Sabancılar’ın öyküsünde ise ilk birikim doğrudan Çukurova’da başta Ermeniler olmak üzere, kaçmak zorunda bırakılan gayrimüslim burjuvaların mülklerini yağmalamaya dayanıyor. Yine Buğra’dan aktarırsak:
“1920’lerin ilk yıllarında, Hacı Ömer, para kazanmak için Güney Anadolu’nun pamuk yetiştiren ve görece olarak gelişmiş Adana şehrine gider. Hacı Ömer gibi pamuk üretimi ve dokumacılığın sağlayabileceği olanaklara bel bağlayıp, Kayseri’den Adana’ya çalışmaya giden bir sürü işçi vardır. Bunların arasında, Yunanlılar’ın ve Ermeniler’in ülkeden ayrılmak zorunda kaldıklarında terkettikleri gayrimenkuller ile ticari ve sanayi faaliyeti ile ilgili yapıları ele geçirme ihtimalini değerlendiren Kayseri’nin zengin tüccarları da vardır. Böylesi el koymaları hükümet de desteklemekteydi; yetkililerle iyi ilişkisi bulunanlar bundan fazlasıyla yararlanabildiler. Gerçi Hacı Ömer’in önemli bağları bulunmamaktaydı; ancak Türkiye’de çok önemli olan hemşerilik bağları neticesinde, kendisi de bu fırsattan yararlanabildi. Her ne kadar hükümet yetkililerine ülkedeki yeni ekonomik oluşumun başlatılması faaliyetinde kendisine bir sorumluluk verilmesi düşünülecek kadar yakın değilse de, Hacı Ömer, Kayserili tanıdıkları sayesinde, azınlıkların bıraktığı mallara el konulması işlemine katılmaya başarmıştı” 4 . [BUĞRA Ayşe]
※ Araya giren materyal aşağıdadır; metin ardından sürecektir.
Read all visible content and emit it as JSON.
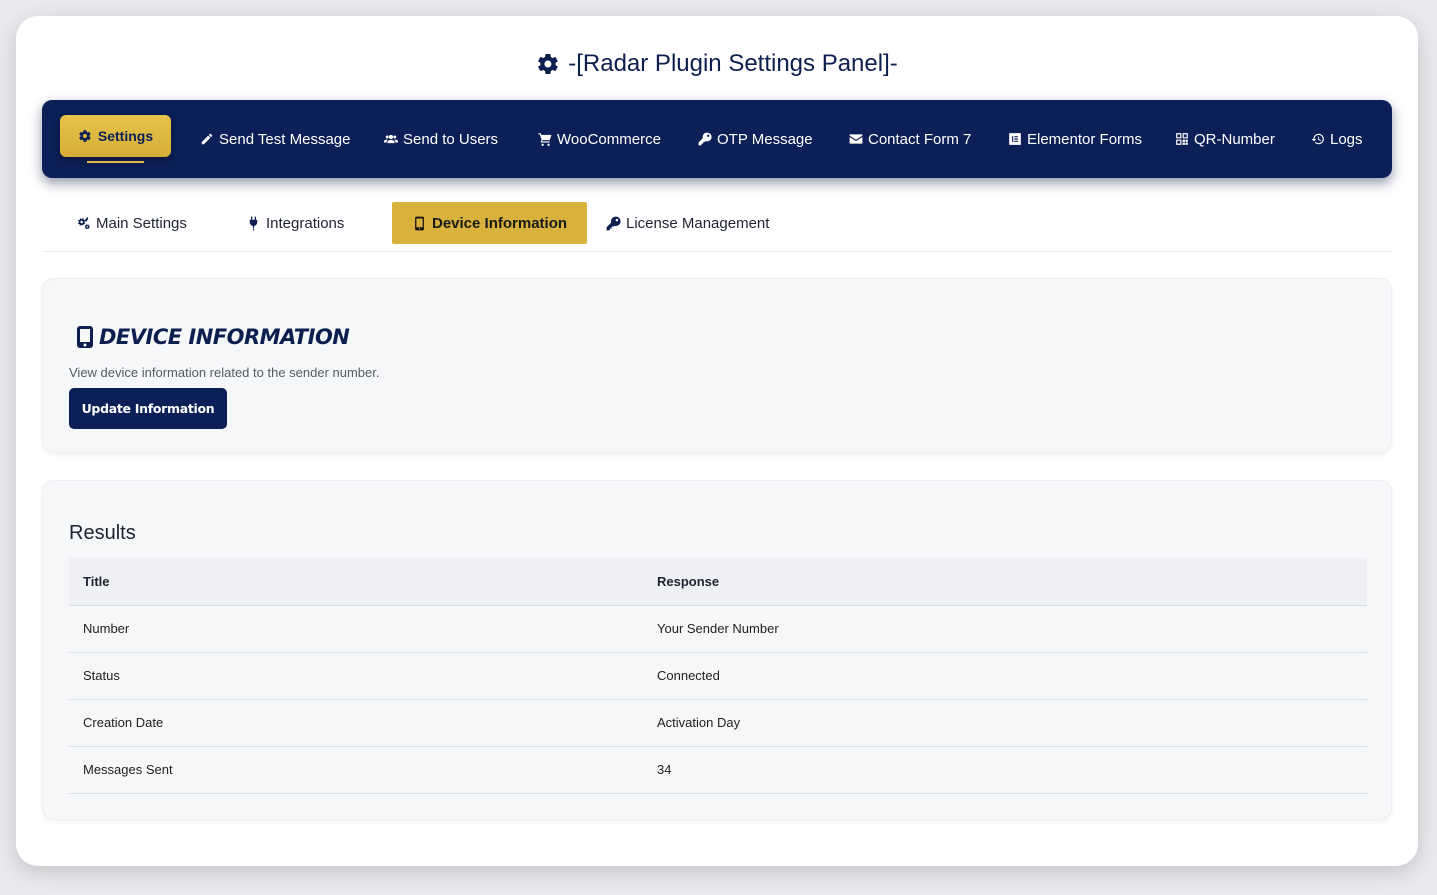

İlkel birikimin dayandığı son dinamik ise İkinci Paylaşım Savaşı yıllarında ticaret burjuvazisinin stokçulukla yarattığı birikim oluyor.
“Sağlam Kazık”
Siyasal olarak sınıfsal bilinci tam, devlet aygıtıyla ilişkileri üst düzeyde bir burjuvazi, son derece arızi ve oynak bir maddi temel üzerinde yükseliyor. İthal ikame-ci politikanın dünyanın birçok yerinde olduğu gibi, Türkiye’de de altın yılları o-lan 60’ların Türkiye burjuvazisini maddi olarak (kavramın göreliliğini de göze almak şartıyla) ilk sağlam kazığa bağlama girişimi olduğunu düşünmek gerekiyor. İkinci girişim, içinde bulunduğumuz restorasyon günlerinde hızlanarak sürüyor.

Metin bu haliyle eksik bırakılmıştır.